The AI industry’s pursuit of licensable content has been a messy affair, filled with lawsuits and accusations of copyright infringement. Now, as tech companies look for legally safe sources of AI training data, Amazon is reportedly considering launching a marketplace where publishers can license their content directly to AI companies.
According to a report, the e-commerce giant has been meeting with publishing executives and alerting them to its plans to launch such a marketplace. Ahead of a recent conference for publishers, Amazon circulated slides that mentioned a content marketplace.
When asked about the story, an Amazon spokesperson did not deny it but did not directly address the potential marketplace either. The spokesperson stated that Amazon has long-lasting relationships with publishers and is always innovating to serve customers, but had nothing specific to share on this subject at this time.

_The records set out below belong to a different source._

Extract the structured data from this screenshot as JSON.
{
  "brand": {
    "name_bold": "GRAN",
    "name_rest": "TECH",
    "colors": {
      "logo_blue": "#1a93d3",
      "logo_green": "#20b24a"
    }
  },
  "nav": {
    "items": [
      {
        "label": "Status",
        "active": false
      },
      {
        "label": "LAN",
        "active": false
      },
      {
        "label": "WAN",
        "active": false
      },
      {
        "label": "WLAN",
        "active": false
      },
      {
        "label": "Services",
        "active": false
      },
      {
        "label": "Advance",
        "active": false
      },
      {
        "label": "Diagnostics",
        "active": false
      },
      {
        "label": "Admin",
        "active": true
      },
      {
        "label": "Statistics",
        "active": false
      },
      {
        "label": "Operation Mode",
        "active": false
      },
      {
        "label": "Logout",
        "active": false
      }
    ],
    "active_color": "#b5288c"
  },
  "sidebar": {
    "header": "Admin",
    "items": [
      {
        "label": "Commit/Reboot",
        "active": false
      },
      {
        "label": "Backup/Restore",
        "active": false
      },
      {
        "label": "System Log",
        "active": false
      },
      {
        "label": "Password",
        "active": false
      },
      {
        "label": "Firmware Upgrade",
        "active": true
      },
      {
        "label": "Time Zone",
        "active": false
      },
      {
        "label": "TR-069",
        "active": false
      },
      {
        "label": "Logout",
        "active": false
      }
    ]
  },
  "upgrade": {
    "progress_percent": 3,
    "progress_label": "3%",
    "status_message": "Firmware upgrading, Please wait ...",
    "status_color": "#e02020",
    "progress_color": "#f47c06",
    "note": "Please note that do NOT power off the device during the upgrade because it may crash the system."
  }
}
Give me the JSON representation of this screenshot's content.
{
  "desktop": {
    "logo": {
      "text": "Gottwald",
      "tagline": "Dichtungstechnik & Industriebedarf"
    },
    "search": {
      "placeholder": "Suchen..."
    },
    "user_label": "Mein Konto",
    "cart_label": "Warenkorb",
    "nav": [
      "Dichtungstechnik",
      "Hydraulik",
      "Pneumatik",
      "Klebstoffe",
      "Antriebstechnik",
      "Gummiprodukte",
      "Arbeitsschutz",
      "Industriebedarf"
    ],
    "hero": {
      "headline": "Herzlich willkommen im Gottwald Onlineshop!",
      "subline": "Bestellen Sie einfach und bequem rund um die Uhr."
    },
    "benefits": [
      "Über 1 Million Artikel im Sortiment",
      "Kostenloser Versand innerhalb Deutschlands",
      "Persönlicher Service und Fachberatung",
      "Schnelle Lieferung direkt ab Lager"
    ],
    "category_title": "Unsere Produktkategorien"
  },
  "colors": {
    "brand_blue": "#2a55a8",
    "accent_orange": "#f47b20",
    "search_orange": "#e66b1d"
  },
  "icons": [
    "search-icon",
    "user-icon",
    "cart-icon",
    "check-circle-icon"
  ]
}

Amazon would not be the first major tech company to take this route. Microsoft recently launched what it calls a Publisher Content Marketplace. Microsoft says this will give publishers a new revenue stream while providing AI systems with scaled access to premium content through a transparent economic framework for licensing.

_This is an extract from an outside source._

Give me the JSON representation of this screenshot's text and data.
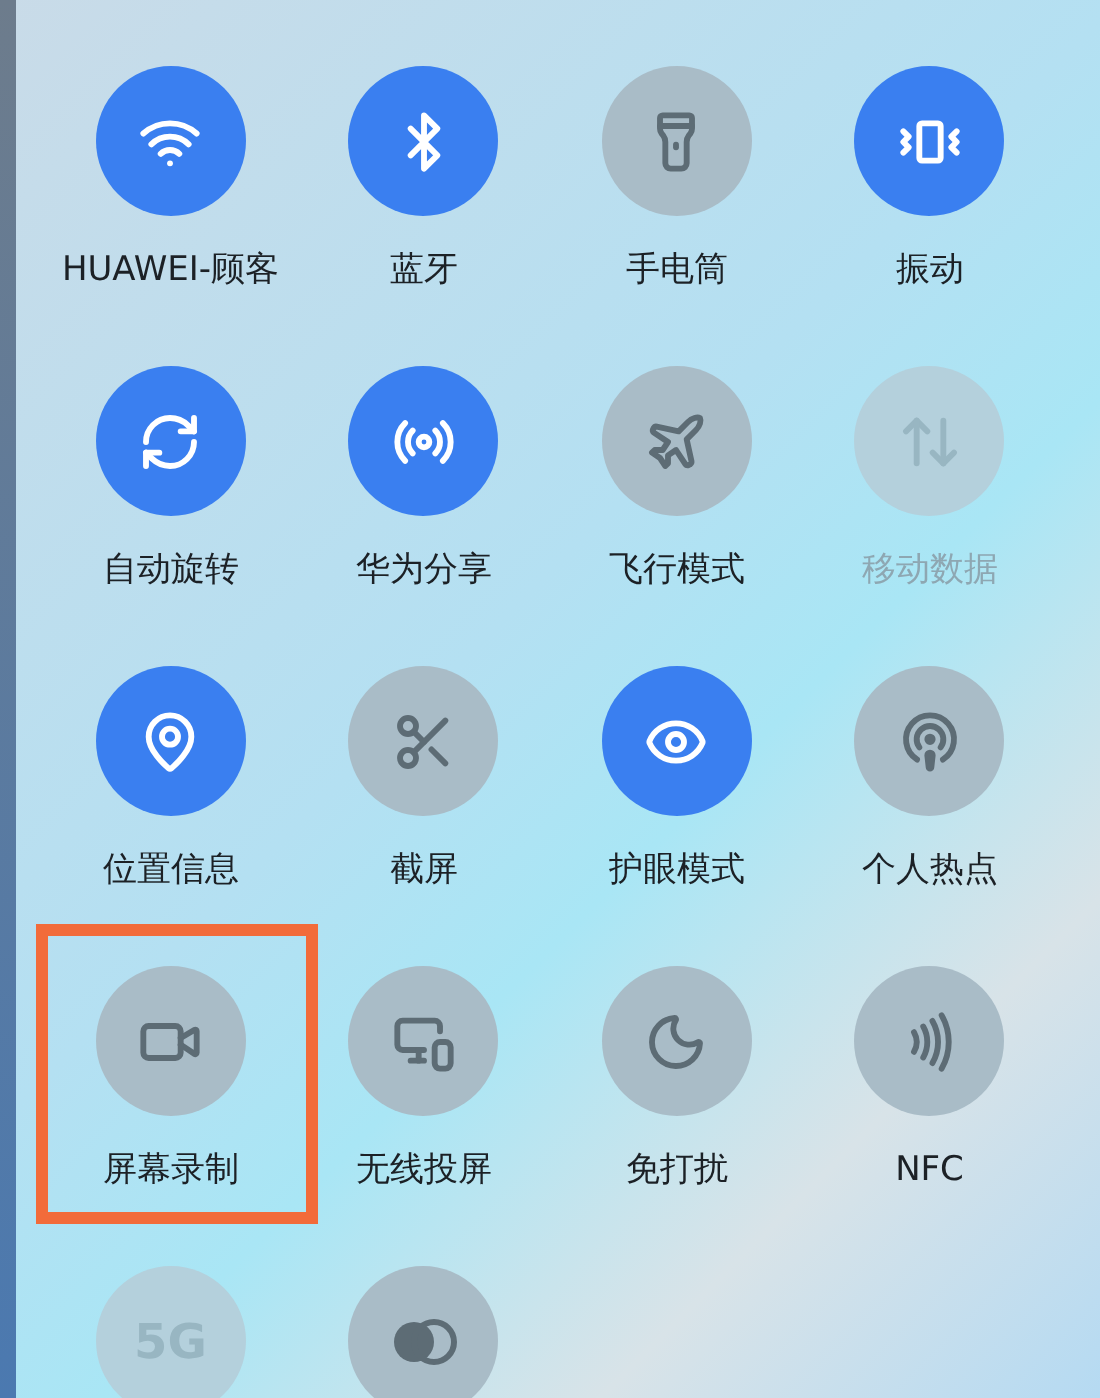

The move is a natural next step for the AI industry, which has already sought to solve the legally nebulous problem of copyrighted material in training data by forging deals with major news outlets. OpenAI, for instance, has signed content-licensing partnerships with the Associated Press, Vox Media, News Corp, and The Atlantic, among others.
Those efforts have not been enough to stem the legal fallout. The fight over copyrighted material in AI algorithms has led to a monsoon of lawsuits, and the issue is still being worked out by the judicial system. New regulatory strategies to deal with the issue are being proposed all the time.
Media publishers have also fretted about the ways in which AI summaries, particularly those surfaced by Google in its search results, may be depressing traffic to their sites. One recent study claimed that such summaries have had a devastating impact on the number of users clicking through to websites.
The report notes that publishers may view the new marketplace-based content-sharing system as a more sustainable business model than current, more limited licensing partnerships, one that will scale up revenue as AI usage continues to escalate.